With one of those calls coming from O'Neal, Arenas views himself as a trendsetter. O'Neal asked Arenas what benefits "living" in a chamber produced. Arenas highlighted the rejuvenating effects, especially helpful for a veteran. O'Neal was already familiar with the exercise chamber as the Heat tried a demo unit from CAT last season. That unit traveled to the Suns this summer, but O'Neal had a walk-in tent installed during the offseason.

Advances in technology such as room conversions and fully automated chambers have made simulated altitude training more popular and accessible. In a converted room, only a thermostat-like control panel hints at the special training environment created.

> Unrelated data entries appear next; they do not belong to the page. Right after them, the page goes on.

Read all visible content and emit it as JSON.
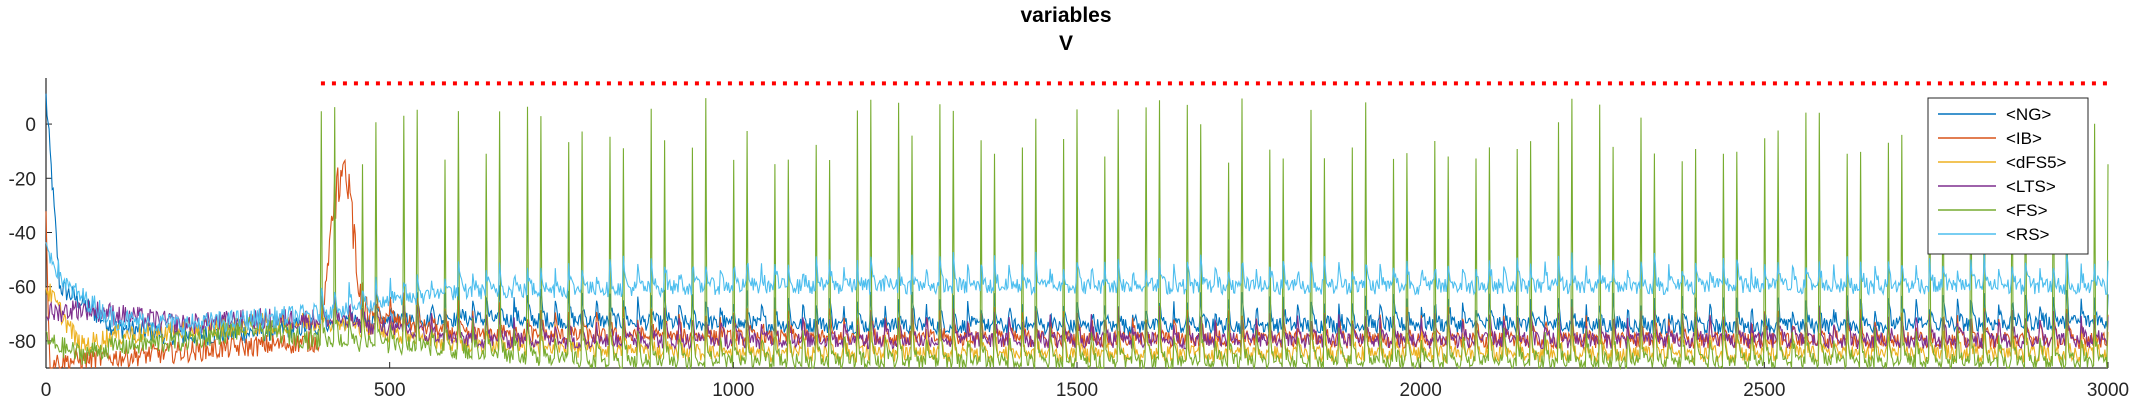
{
  "chart_data": {
    "type": "line",
    "title": "variables",
    "subtitle": "V",
    "xlabel": "",
    "ylabel": "",
    "xlim": [
      0,
      3000
    ],
    "ylim": [
      -90,
      17
    ],
    "x_ticks": [
      0,
      500,
      1000,
      1500,
      2000,
      2500,
      3000
    ],
    "y_ticks": [
      0,
      -20,
      -40,
      -60,
      -80
    ],
    "grid": false,
    "legend_position": "top-right",
    "reference_line": {
      "y": 15,
      "x_start": 400,
      "x_end": 3000,
      "color": "#ff0000",
      "style": "dotted"
    },
    "series": [
      {
        "name": "<NG>",
        "color": "#0072bd",
        "values_summary": {
          "x": [
            0,
            20,
            100,
            200,
            300,
            400,
            600,
            1000,
            1500,
            2000,
            2500,
            3000
          ],
          "y": [
            10,
            -60,
            -75,
            -78,
            -77,
            -74,
            -72,
            -74,
            -75,
            -74,
            -75,
            -73
          ]
        }
      },
      {
        "name": "<IB>",
        "color": "#d95319",
        "values_summary": {
          "x": [
            0,
            5,
            100,
            200,
            300,
            400,
            420,
            440,
            460,
            600,
            1000,
            2000,
            3000
          ],
          "y": [
            -30,
            -88,
            -86,
            -84,
            -82,
            -80,
            -25,
            -20,
            -70,
            -78,
            -79,
            -80,
            -80
          ]
        }
      },
      {
        "name": "<dFS5>",
        "color": "#edb120",
        "values_summary": {
          "x": [
            0,
            50,
            100,
            200,
            300,
            400,
            600,
            1000,
            2000,
            3000
          ],
          "y": [
            -60,
            -82,
            -78,
            -76,
            -74,
            -73,
            -82,
            -85,
            -85,
            -85
          ]
        }
      },
      {
        "name": "<LTS>",
        "color": "#7e2f8e",
        "values_summary": {
          "x": [
            0,
            50,
            100,
            200,
            300,
            400,
            600,
            1000,
            2000,
            3000
          ],
          "y": [
            -70,
            -68,
            -70,
            -74,
            -72,
            -72,
            -80,
            -80,
            -80,
            -80
          ]
        }
      },
      {
        "name": "<FS>",
        "color": "#77ac30",
        "values_summary": {
          "x": [
            0,
            50,
            100,
            200,
            300,
            400,
            800,
            1500,
            2000,
            2500,
            3000
          ],
          "y": [
            -80,
            -85,
            -82,
            -80,
            -75,
            -80,
            -88,
            -88,
            -88,
            -88,
            -88
          ],
          "spike_peak_approx": 10
        }
      },
      {
        "name": "<RS>",
        "color": "#4dbeee",
        "values_summary": {
          "x": [
            0,
            30,
            100,
            200,
            300,
            400,
            600,
            1000,
            2000,
            3000
          ],
          "y": [
            -45,
            -60,
            -72,
            -74,
            -72,
            -70,
            -62,
            -60,
            -60,
            -60
          ]
        }
      }
    ]
  }
}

As one of the first to take advantage of room conversion technology, distance running coach Alberto Salazar said, "It really is a way of bringing the mountain to us."

On the fast track

Chauncey Billups of the Pistons suffered a groin injury near the end of last season, the kind of muscle strain that can linger and make rehabilitation efforts difficult. But the point guard recovered with surprising speed, missing just two games and logging 36 minutes in his first game back. Billups and Kander believe the team's altitude exercise chamber played a role in the quick recovery.

After a 10-minute session on the stationary bike at 9,000 feet, Billups told Kander he felt "less sore" and like he "worked out for an hour." On the court the next day, Billups successfully executed a series of defensive slides that were too painful to try 24 hours earlier.

"I wasn't healed, but I felt a little better when I came out of the tank than when I went in," said Billups. "I don't know if it was because of what I did. It probably sped up my process."

When an injured athlete can return to peak condition with shorter rehab workouts, the transition back to competition is smoother and quicker. Kander also has seen the exercise chamber help athletes maintain their conditioning despite limited practice and playing time.

"The rehab aspect is probably what's going to affect more people," said Kander. "If you can get guys back quicker, get them on the court faster and the risk of reinjury is reduced, that's huge."

Enjoying a fresh start in Phoenix after an injury-riddled stint in Orlando, Grant Hill took advantage of the chamber recently purchased by the Suns. He went through regular workouts inside the chamber in the six weeks before preseason started. From training camp in Tucson, Hill reported that his body felt strong and fresh. Although it went unsaid that the chamber could help Hill remain injury-free this season and extend his career, that is definitely the hope.

"I was very efficient in my offseason workouts," said Hill. "I was able to get a lot done in a shorter amount of time. At first, you feel out of shape in there, gasping for air, but slowly you see improvement and carryover. It seemed like the transition from conditioning off the court to working out on the court was a lot smoother than it has been in the past."

As acceptance and usage of simulated altitude chambers grow, the push into the mainstream will likely come from basketball, primarily NBA teams, for a combination of physiological, logistical, and financial reasons. If teams can increase an athlete's time to exhaustion and essentially put fresher players on the court in the fourth quarter, then that could mean the difference between winning and losing. Smaller rosters also make it more practical to train NBA players in an exercise chamber, and NBA teams appear willing to pay for the technology. Currently, two more NBA franchises plan to try altitude exercise chambers.

The big breakthrough likely will come from a team that uses artificial altitude exercise units to help win a championship or a high-profile player who follows the "live high, train low" method during a career year.

With his sights set on playing in the NBA, Matthews already has considered investing in a sleeping unit if he reaches the next level. He said if it helps him play well and produce, "why not?" Like Matthews, more athletes and teams could be coming to the same conclusion.